When an organization such as AIPAC gathers in Washington, it's meant to serve two purposes: deepen members’ ties, and lobby for a particular position on the Hill. We’re allowed to call it lobbying (though, heaven forfend, we must not refer to AIPAC as the “Israel lobby”) because that’s what AIPAC calls it: when the conference winds up its Tuesday morning session, attendees will be bussed over to the Capitol, for lobbying appointments.
In the first video, we’re told that the world is “increasingly dangerous,” and that “the partnership between between the U.S. and Israel must continue to grow and strengthen.” We’re called on to urge our members of Congress to declare Israel “a major strategic partner” of the U.S., giving Israel the opportunity to avail itself of “unique privileges and collaborations.” In the second, we’re told that Iran “poses a strategic threat to the United States, and an immediate threat to Israel.” We hear about the arms that Iran has provided Hamas and Hezbollah, and that “nothing is more dangerous than Iran’s pursuit of a nuclear weapons capability.”
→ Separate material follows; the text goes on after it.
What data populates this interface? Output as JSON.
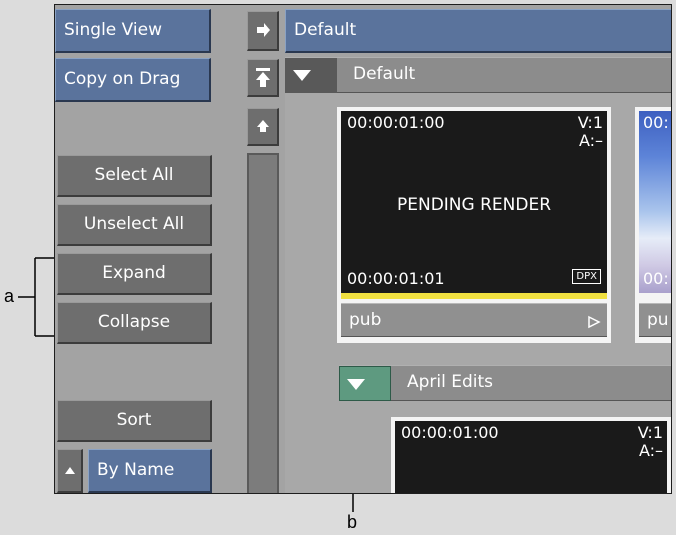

“A strong Jewish state,” Brad Gordon, AIPAC’s director of Policy and Government Affairs assures us, “is a vital American national interest.”
Notice anything missing?
Other than the passing mention of Hamas, the four million Palestinian people who are Israel’s actual neighbors, who all live under varying degrees of Israeli military control (and have been so for 45 years), whose very right to self-determination is being erased by Israel’s deepening attachment to the settlement project which is, in turn, driving Israeli politics and shaping Israeli culture—those four million people? Who now?
Of course, we could have seen this coming—in fact, we did see it coming. But there remains something sinus-clearing to the sheer through-the-looking-glass quality of this sketch of Israel as a place under existential threat, with access to the ear and purse strings of the U.S. Congress; a place where rockets are pointed at Israel’s throat, but the effects of Israel’s own military hardware are invisible; a place where the Transportation Ministry can institute segregated bus lines, and then its supporters can pass by a statue of Rose Parks to plead its cause.
A place where the impact of 45 years of daily, grinding, ugly occupation—on both occupied and occupier—is worth nary a word.
Whatever AIPAC supporters may say on the Hill, the fact remains that as dangerous as a nuclear Iran might be, the single greatest threat to “a strong Jewish state” is that state’s occupation of four million Palestinians. Those four million people will not disappear just because AIPAC chooses to ignore them in its lobbying appointments—and when AIPAC members head back home, the settlement project will continue to undermine the future of the very state they will believe themselves to have helped.